Positiv hervorheben möchte ich, dass die Autorinnen deutlich dafür stehen, selbst nicht vor Fehlern gefeit zu sein – weil das in Bezug auf Diskriminierung wohl kaum möglich wäre. Alle Lebensrealitäten ebenbürtig zu berücksichtigen wird vermutlich niemals zufriedenstellend funktionieren, was aber nicht bedeutet, dass man es nicht zumindest versuchen kann. Dies wird im Buch anhand zahlreicher Beispiele erläutert.
“Aber wie sehr wir uns auch anstrengen, werden wir die Kluft, die zwischen angelesenem Wissen und gelebten Erfahrungen existiert, nicht überbrücken können. Unsere Bemühungen stellen einen fortlaufenden Prozess dar, der nie vollständig abgeschlossen sein wird. Das Lernen geht weiter.”
Das Buch scheint mehreres gleichzeitig zu wollen, bleibt dabei aber eher schwammig. So hat es einerseits den Anspruch, auch für Menschen, die sich bisher noch nicht mit dem Thema auseinandergesetzt haben, zugänglich zu sein, setzt aber immer wieder vertieftes Wissen voraus.
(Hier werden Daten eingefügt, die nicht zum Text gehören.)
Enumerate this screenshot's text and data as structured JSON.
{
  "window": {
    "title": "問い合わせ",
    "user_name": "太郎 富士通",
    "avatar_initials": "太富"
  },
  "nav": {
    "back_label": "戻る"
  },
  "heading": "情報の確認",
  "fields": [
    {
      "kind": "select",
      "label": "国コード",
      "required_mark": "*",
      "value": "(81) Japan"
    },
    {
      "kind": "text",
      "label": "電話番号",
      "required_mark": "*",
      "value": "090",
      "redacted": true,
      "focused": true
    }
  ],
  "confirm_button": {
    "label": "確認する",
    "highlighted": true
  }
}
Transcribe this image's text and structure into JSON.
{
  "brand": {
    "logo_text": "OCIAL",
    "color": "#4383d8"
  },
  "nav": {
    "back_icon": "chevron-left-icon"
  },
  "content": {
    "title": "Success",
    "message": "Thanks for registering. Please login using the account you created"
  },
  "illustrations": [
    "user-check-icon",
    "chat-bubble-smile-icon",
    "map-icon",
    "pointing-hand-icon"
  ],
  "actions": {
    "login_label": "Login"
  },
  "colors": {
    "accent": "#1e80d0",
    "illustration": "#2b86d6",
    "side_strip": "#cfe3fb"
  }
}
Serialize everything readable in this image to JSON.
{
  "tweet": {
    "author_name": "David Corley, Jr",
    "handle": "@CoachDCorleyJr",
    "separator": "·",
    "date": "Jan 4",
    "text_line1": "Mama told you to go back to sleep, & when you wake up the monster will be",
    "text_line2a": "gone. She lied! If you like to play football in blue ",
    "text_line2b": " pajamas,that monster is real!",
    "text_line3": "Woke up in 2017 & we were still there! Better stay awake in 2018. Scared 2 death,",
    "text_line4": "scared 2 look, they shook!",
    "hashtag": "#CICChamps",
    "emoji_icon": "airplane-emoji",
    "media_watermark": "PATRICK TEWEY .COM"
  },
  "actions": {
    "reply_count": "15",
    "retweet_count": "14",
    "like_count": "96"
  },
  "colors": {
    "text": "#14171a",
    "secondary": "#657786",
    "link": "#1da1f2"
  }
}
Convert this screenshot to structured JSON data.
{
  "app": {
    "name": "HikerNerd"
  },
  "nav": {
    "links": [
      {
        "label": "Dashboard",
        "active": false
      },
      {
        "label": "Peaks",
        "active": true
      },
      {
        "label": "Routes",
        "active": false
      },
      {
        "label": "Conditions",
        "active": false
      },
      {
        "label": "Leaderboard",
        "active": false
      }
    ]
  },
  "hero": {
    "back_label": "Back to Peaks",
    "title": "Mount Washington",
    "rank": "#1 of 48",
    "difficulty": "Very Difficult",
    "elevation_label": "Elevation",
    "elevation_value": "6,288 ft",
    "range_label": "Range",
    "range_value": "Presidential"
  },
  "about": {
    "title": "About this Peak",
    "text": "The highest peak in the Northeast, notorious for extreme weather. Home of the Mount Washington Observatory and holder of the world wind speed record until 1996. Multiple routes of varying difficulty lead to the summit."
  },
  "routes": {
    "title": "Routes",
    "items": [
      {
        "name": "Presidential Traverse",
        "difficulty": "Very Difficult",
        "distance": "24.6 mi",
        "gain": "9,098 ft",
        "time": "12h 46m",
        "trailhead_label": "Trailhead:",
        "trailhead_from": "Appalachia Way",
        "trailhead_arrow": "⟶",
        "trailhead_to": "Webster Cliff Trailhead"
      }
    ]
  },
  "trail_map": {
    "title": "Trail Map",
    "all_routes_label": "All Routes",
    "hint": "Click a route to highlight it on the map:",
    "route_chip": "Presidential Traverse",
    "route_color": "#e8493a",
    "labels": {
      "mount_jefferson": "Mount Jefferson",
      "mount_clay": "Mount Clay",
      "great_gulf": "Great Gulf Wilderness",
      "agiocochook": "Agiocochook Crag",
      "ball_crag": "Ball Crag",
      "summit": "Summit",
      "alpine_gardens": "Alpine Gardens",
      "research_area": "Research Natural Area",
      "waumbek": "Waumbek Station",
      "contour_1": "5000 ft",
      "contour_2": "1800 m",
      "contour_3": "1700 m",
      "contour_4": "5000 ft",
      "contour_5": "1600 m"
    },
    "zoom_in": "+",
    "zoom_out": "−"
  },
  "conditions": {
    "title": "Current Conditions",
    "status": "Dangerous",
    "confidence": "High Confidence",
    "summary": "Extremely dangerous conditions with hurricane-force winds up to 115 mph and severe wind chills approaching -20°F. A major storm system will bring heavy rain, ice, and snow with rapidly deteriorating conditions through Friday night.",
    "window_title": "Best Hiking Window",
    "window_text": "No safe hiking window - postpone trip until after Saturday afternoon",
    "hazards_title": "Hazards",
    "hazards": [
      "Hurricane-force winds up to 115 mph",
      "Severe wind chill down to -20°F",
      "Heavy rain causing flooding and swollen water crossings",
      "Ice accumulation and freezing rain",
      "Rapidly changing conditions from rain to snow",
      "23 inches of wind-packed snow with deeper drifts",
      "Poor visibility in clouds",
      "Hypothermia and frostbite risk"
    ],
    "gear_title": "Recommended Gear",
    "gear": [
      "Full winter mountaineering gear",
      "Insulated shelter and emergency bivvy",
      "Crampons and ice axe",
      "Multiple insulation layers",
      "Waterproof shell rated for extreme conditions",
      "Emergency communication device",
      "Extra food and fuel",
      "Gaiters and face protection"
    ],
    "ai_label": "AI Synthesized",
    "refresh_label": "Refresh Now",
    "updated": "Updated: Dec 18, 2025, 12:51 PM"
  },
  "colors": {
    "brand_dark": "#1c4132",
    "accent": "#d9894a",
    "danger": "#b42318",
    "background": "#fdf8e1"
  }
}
Andererseits ist das Buch, für Menschen, die sich schon mehr mit diskriminierungskritischer Sprache auseinandergesetzt haben, bloß Wiederholung, kratzt oft nur an der Oberfläche und bietet kaum Neues.
Nichtsdestotrotz gehe ich mit den meisten Aussagen der Autorinnen voll mit – ein kritischer Umgang mit diskriminierender Sprache ist möglich und vor allem notwendig. Und er funktioniert ganz ohne Verbote, sondern über die Reflexion von Sprache.
“Wenn die Erfahrungswelten nicht geteilt werden, ist es umso notwendiger, sich für andere Perspektiven zu öffnen.”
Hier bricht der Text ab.